Updated Tue Feb 14 20:00:47 EST 2023

Command-line Tips and Tricks

I keep remembering things that I meant to mention but they slipped my mind. Or things that I should have mentioned but didn't even think about. This page will be an on-going list. With luck it will help a bit.

If you discover something that you think would help everyone, let me know and I'll add it here.

Terminating a program

You can type at most programs and see what they do; for example

$ tr A-Z a-z
Hello World
hello world
But how do you say you're done?

You can type control-C to kill the program; no output is produced, and the program just dies.

Or you can type control-D to send the program an "end of file" signal, which is equivalent to it encountering the end of the input when it's reading from a file instead of the keyboard. Use this when you want the program to do its computation and print its results

A few programs, notably more and less, recognize q as a signal to quit.

Don't type so much

If you type part of the name of a file in a command-line, then push tab, the rest of the filename will be typed for you. If there's more than one file that matches, push tab twice and you'll get a list of possible continuations. As I mentioned before, this didn't see to work under some circumstances, but "it works for me."

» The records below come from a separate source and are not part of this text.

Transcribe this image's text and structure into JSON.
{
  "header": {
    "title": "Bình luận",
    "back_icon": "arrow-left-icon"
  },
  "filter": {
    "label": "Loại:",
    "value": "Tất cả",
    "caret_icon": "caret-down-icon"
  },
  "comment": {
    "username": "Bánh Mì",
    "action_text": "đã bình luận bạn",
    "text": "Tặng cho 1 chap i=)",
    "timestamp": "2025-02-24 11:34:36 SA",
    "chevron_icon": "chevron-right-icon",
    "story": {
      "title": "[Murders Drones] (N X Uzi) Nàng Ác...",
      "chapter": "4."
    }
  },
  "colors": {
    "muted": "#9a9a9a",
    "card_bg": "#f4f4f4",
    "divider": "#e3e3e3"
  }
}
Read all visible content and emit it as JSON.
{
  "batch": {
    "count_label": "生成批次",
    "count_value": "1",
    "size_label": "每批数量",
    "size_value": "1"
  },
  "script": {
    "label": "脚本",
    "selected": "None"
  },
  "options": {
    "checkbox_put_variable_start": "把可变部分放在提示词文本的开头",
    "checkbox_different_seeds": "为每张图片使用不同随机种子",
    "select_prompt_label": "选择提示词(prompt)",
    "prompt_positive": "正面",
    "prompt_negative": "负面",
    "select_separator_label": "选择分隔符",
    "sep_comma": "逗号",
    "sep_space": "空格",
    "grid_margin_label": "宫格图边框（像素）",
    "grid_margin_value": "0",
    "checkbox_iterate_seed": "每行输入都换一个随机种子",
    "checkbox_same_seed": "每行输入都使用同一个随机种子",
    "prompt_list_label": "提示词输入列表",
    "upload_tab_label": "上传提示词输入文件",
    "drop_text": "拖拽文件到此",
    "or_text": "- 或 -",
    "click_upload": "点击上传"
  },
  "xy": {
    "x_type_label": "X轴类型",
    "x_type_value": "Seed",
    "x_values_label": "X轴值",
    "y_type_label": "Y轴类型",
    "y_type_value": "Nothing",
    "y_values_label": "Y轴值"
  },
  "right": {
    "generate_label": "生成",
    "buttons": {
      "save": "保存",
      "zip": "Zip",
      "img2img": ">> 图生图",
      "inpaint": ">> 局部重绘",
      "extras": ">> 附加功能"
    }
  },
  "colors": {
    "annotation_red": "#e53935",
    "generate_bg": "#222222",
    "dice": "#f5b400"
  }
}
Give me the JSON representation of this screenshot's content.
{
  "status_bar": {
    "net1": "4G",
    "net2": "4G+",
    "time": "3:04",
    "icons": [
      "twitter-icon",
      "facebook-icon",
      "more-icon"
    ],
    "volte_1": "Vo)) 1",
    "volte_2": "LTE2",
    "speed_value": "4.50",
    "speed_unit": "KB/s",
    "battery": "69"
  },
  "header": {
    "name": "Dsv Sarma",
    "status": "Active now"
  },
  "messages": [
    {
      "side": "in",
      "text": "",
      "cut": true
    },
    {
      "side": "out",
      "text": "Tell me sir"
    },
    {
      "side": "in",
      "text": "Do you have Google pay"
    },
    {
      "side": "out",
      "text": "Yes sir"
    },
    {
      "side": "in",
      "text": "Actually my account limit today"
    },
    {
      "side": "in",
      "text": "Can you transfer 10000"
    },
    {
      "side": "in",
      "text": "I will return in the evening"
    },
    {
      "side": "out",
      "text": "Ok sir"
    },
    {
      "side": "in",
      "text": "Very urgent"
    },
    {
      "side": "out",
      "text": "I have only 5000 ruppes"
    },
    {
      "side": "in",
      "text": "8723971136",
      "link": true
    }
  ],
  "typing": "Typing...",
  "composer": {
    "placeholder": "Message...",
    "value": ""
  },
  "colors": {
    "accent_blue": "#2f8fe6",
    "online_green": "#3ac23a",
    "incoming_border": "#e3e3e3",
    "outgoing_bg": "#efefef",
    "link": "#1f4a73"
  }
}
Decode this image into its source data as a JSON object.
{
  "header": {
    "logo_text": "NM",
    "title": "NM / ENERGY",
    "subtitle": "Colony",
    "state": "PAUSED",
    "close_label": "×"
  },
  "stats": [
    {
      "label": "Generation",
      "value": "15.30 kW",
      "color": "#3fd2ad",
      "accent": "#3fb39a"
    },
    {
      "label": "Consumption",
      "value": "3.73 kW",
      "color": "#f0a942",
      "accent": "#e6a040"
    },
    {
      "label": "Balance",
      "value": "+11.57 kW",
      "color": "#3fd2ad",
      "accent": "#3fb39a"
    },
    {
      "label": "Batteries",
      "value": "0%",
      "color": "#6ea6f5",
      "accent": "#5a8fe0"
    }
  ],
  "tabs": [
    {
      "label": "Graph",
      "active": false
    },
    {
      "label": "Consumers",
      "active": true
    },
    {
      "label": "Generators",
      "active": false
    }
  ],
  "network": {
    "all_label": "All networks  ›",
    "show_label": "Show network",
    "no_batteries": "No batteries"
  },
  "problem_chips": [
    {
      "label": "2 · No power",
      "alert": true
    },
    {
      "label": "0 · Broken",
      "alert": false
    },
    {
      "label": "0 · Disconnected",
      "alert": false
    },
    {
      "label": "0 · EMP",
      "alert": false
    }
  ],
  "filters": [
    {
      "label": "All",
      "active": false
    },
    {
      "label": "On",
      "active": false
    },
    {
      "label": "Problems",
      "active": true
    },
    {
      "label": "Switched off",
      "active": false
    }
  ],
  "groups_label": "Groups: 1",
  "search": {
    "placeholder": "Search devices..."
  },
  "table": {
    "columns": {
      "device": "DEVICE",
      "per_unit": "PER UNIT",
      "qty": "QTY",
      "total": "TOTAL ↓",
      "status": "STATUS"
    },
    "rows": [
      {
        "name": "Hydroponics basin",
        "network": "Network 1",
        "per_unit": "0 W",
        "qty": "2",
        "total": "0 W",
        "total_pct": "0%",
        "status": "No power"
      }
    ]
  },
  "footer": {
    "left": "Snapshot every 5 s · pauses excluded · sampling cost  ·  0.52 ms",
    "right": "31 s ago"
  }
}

You can work your way back up the list of previously typed commands in a terminal window with the up-arrow key (and back down with the down-arrow). When you get to the one you want, push Return and the command will be executed. No need to retype things.

You can also edit the command before it gets run; use the left and right arrows to get to the right place in the line, then backspace to get rid of characters and type to add new ones.

Most of the commands in the studio files can be copied and pasted; you definitely don't want to retype them, which is a recipe for doing too much work while making mistakes. Copy, paste, modify if necessary, then push Return.

Look before you leap

And after as well. Get into the habit of running pwd to be sure of where you are before you make a change like unzipping a .zip file.

Run the ls command to see what is in the directory before you do anything else.

After you run a command that creates files or folders, or does something that might change the directory contents, run ls again.

Be VERY careful with the rm command, which does not ask for confirmation before it removes things. And be doubly careful about using wildcards with rm. There are entertaining and occasionally sad stories about misguided rm commands.

RTFM

The man command prints the manual "page" for a command. Unfortunately what used to be one-pagers have become more like long-form essays. And commands that started with one or two options have grown multitudes, often even more cryptic.

The apropos command will sometimes suggest what command you should be thinking of; it is sometimes useful when you can't remember the proper name.